III- La légitimation institutionnelle. Institutionnaliser le passe-temps
46Amateur de théâtre par intelligence politique, le ministre de Louis XIII transforme l’art dramatique en moyen efficace de la propagande monarchique (la Gazette de Renaudot est fondée en 1631). Richelieu avait d’ailleurs pour ambition la réformation générale des théâtres et de l’art dramatique, vaste entreprise que la mort interrompit trop tôt : figurait dans ce projet la création de la fonction d’“ Intendant, ou Grand Maître des Théâtres et des Jeux publics de France ”, haute charge dont l’abbé d’Aubignac a longtemps espéré qu’elle lui reviendrait. Haute charge dont l’intitulé révèle la parenté entre les “ théâtres ” et les “ jeux ” : deux activités collectives dont Richelieu pouvait exploiter la fonction socio-régulatrice. Comme le rappelle d’Aubignac au début de son livre sur La Pratique du théâtre :
[…] comme il y a toujours dans un État une infinité de gens qui demeurent oisifs, […] cette fainéantise les porte ordinairement à s’abandonner à des débauches honteuses et criminelles[…] l’un des plus dignes soins de la bonté d’un Souverain envers ses Sujets, est de les empêcher tant qu’il peut d’être oisifs. De sorte que […] il leur faut donner les Spectacles, comme une occupation générale pour ceux qui n’en ont point.17
47Éviter l’oisiveté du peuple, c’est lui faire agréablement passer le temps.
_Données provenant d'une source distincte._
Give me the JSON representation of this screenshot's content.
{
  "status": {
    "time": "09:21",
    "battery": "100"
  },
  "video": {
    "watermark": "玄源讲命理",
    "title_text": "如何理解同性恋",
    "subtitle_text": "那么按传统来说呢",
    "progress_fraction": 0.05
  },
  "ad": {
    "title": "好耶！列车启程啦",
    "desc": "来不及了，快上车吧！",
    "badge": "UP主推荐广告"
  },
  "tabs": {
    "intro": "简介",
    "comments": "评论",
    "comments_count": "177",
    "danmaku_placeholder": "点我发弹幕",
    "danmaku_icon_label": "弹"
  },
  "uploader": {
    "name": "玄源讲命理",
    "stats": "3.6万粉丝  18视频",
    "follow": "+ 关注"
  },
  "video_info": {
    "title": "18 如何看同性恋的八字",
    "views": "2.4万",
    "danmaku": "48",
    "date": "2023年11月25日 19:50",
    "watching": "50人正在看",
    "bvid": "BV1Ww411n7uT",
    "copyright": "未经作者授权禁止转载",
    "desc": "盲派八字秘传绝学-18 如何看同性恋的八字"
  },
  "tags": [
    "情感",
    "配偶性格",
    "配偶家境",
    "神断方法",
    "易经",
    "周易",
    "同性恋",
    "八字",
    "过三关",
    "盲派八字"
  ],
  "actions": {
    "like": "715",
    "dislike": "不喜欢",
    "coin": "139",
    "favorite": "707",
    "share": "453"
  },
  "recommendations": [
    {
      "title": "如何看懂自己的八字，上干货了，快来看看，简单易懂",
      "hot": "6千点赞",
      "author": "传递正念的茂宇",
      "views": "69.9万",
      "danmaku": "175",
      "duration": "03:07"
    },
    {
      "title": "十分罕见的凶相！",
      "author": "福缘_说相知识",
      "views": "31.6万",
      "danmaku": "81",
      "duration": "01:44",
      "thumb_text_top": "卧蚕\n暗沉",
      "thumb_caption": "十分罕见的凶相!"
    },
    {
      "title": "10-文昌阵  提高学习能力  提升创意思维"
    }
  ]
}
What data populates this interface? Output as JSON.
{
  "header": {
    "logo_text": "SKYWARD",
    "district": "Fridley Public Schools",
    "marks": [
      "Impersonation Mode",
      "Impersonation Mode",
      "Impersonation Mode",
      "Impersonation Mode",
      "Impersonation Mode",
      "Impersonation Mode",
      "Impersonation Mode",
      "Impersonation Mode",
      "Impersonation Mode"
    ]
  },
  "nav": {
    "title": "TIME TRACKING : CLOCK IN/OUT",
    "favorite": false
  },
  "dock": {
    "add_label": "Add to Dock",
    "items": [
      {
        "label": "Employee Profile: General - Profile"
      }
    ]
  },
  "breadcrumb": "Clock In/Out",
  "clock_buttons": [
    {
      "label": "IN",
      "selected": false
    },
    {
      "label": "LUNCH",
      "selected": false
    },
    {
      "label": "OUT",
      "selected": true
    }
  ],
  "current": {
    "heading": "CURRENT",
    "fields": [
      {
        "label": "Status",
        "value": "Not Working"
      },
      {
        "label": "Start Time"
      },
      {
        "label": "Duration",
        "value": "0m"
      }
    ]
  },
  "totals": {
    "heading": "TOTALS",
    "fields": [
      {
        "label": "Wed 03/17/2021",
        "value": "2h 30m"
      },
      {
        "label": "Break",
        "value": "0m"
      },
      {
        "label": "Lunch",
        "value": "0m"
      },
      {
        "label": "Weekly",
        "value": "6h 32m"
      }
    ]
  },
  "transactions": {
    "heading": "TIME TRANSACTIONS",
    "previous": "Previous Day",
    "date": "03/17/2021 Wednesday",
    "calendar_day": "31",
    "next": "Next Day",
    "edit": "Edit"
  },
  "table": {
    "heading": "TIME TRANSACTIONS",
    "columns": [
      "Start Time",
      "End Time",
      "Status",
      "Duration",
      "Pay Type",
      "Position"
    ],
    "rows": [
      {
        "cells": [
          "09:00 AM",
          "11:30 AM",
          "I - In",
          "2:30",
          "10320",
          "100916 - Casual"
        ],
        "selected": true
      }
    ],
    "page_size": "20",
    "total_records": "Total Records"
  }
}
Le plaisir les y attire sans violence, les heures de leur repos s’y écoulent sans regret, ils y perdent toutes les pensées de mal faire, et leur oisiveté même s’y trouve occupée.18
a- Richelieu et la tragi-comédie19
48Mais encore faut-il que cette occupation soit sans danger, politiquement parlant bien sûr : la tragi-comédie constituait à ce titre un champ exemplaire de divertissement. Car l’émergence de “ l’agréable suspension ”, à l’intérieur même des œuvres, signale de manière éclatante ce qu’est le genre : un passe-temps convenu, conventionnel, susceptible, par le consensus pathétique qu’il manifeste, de fédérer tous les publics. Et, contrairement à la tragédie, la tragi-comédie se moque de l’historicité de son intrigue, tandis que la noblesse de ses personnages leur assure une cohérence morale suffisante sans pour autant les propulser sur le devant de la scène politique. Certes, l’espace du pouvoir s’y trouve sans cesse convoqué, puisque les principaux personnages sont très souvent des souverains en exercice ou des princes héritiers : mais, pour l’amour d’une belle, ils n’hésitent pas à se déguiser, à se battre en duel, à mentir, à faire emprisonner leurs rivaux, brefs à agir comme hommes et non comme rois.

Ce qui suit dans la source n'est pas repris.